Has anyone stayed at Camp Missanabie (to be renamed Northern Walleye Lodge) on Dog Lake. It is about 1.5 hours Northeast of WAWA, Ontario, near the town of Missanabie (I think there is another larger Dog Lake that is well West of there, past Thunder Bay). I'm looking to book a fishing trip there this summer and it looks to have great walleye, pike and smallmouth fishing. Any comments would be appreciated!!!


----------



## johnrude (Mar 29, 2009)

it has been a long time since i was at camp missanabie. like 28 years ago. a taxidermist friend of mine jerry peffer and i went. he used to go there in the 70s. all i really remember we left our truck and trailer there and we set off by boat and cruised the whole lake. the lake was shaped like a tilted v shape. i still have the topographical map of our route. we ended up portaging through to a couple different lakes and made camp at a lake called carter lake. i have some pics from the trip.we caught lots of pike and walleyes.we set camp on an island in the lake for 10 nights and had a blast. if you would like to see the map i don't live far from solon. never fished dog lake though.


----------



## Fish_Heads (Jun 2, 2008)

ncanitano said:


> Has anyone stayed at Camp Missanabie (to be renamed Northern Walleye Lodge) on Dog Lake. It is about 1.5 hours Northeast of WAWA, Ontario, near the town of Missanabie (I think there is another larger Dog Lake that is well West of there, past Thunder Bay). I'm looking to book a fishing trip there this summer and it looks to have great walleye, pike and smallmouth fishing. Any comments would be appreciated!!!


We stay 3 weeks every summer at Whitefish/Manatouik lakes just below Dog. Dog empties into Manatouik at Stoney falls which is one of the areas we fish.

I've heard Dog is large & easy to get lost on. One of the camp owners we stay with told us that. If you go.......take your GPS for sure. 

Do a google search for Dog.........there's a story of a somewhat wealthy family from the states that built a large cabin there & homesteaded in the early 1900's.

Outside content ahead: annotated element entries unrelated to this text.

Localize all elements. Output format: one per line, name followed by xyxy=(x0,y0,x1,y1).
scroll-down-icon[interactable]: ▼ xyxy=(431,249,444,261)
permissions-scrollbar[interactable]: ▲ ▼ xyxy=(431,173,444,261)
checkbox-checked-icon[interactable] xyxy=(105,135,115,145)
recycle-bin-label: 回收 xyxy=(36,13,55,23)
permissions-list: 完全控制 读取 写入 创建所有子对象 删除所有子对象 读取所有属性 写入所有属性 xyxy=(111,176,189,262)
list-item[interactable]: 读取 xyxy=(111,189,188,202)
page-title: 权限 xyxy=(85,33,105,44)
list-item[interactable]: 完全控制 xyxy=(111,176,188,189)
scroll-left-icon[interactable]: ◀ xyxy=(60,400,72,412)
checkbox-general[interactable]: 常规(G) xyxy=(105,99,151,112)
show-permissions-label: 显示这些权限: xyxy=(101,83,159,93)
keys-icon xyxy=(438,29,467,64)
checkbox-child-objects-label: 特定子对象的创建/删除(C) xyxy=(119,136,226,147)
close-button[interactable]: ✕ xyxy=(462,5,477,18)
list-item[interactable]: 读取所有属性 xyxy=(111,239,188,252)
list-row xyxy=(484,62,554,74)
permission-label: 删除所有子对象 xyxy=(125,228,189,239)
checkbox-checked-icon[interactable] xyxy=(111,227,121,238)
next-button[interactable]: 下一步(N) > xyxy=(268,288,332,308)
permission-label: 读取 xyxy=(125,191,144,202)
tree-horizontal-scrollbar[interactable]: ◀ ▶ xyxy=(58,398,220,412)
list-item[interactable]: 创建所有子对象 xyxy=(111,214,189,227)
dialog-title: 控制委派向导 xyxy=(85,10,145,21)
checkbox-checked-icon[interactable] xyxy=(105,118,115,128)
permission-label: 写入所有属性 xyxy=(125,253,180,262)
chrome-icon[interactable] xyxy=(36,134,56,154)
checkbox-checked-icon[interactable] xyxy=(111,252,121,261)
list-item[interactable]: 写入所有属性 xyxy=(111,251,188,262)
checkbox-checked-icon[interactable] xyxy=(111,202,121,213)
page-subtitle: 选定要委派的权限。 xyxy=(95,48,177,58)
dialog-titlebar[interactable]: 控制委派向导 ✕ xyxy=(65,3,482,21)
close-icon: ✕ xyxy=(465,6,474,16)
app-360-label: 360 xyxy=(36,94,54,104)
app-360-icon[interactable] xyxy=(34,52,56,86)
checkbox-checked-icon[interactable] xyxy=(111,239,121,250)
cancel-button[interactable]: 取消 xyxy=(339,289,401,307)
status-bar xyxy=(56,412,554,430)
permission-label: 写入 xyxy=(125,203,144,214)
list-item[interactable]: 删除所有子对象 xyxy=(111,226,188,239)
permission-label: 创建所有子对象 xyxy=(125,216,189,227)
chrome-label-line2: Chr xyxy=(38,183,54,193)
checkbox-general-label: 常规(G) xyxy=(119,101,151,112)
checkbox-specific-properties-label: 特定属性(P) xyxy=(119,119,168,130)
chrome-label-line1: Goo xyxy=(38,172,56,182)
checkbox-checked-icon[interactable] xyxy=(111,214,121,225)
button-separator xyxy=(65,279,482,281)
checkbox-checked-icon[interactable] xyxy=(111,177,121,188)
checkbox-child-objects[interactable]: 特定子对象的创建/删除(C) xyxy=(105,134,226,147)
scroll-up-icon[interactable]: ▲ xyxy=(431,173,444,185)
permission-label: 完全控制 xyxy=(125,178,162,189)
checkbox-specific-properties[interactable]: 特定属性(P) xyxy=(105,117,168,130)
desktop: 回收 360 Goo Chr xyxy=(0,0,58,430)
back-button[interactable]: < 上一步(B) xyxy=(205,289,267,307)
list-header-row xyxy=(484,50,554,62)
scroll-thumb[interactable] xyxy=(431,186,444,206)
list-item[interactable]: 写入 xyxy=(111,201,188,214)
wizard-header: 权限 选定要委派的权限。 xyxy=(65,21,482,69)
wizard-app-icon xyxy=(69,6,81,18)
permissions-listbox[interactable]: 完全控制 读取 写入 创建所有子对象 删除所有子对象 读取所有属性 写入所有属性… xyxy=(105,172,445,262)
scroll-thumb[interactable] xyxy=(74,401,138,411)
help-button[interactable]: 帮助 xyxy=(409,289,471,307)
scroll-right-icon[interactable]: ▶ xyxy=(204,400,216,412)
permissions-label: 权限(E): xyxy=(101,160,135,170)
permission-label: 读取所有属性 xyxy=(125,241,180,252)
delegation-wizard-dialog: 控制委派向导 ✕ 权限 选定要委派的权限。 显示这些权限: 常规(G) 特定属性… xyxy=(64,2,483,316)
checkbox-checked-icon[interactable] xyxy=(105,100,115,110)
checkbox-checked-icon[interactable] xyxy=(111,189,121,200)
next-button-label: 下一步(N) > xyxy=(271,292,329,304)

Really interesting reading as one of the women kept a journal of their experiences.

Should be great fishing as I don't think it gets much pressure.

Fish


----------



## ncanitano (Mar 21, 2009)

Thanks for the notes guys - appreciate that!!! And Johnrude - I'd love to get a copy of the map before I head up North. Fishheads - that is a good idea - I'll try to find a gps before I go. I've gotten lost on smaller lakes and rivers up there...

Anyone else have any thoughts before I send that deposit


----------



## triton175 (Feb 21, 2006)

When are you going? We'll be on Dog Lake the 2nd week of September. (Fox's Den Lodge) We've gone to that area for several years. The last 2 years the smallmouth fishing has been better than the walleye or pike. Hopefully it will be different this year, I really like catching pike.
I really love the scenery and solitude up there, very nice to get away from the tv and cell phone. Another good thing about the camps on Dog Lake is that there is good road all the way to the ramps/docks, those logging roads up there tend to beat up my trailer.


----------



## ncanitano (Mar 21, 2009)

I'll be there the last week of August. Only time the 3 of us could coordiante our schedules unfortunately. Do you think the fish will be coming back to the shallows by then? And I agree, I hope the pike are active. I love catching smallies, but the pike are really fun to chase up there, especially on the top water!!


----------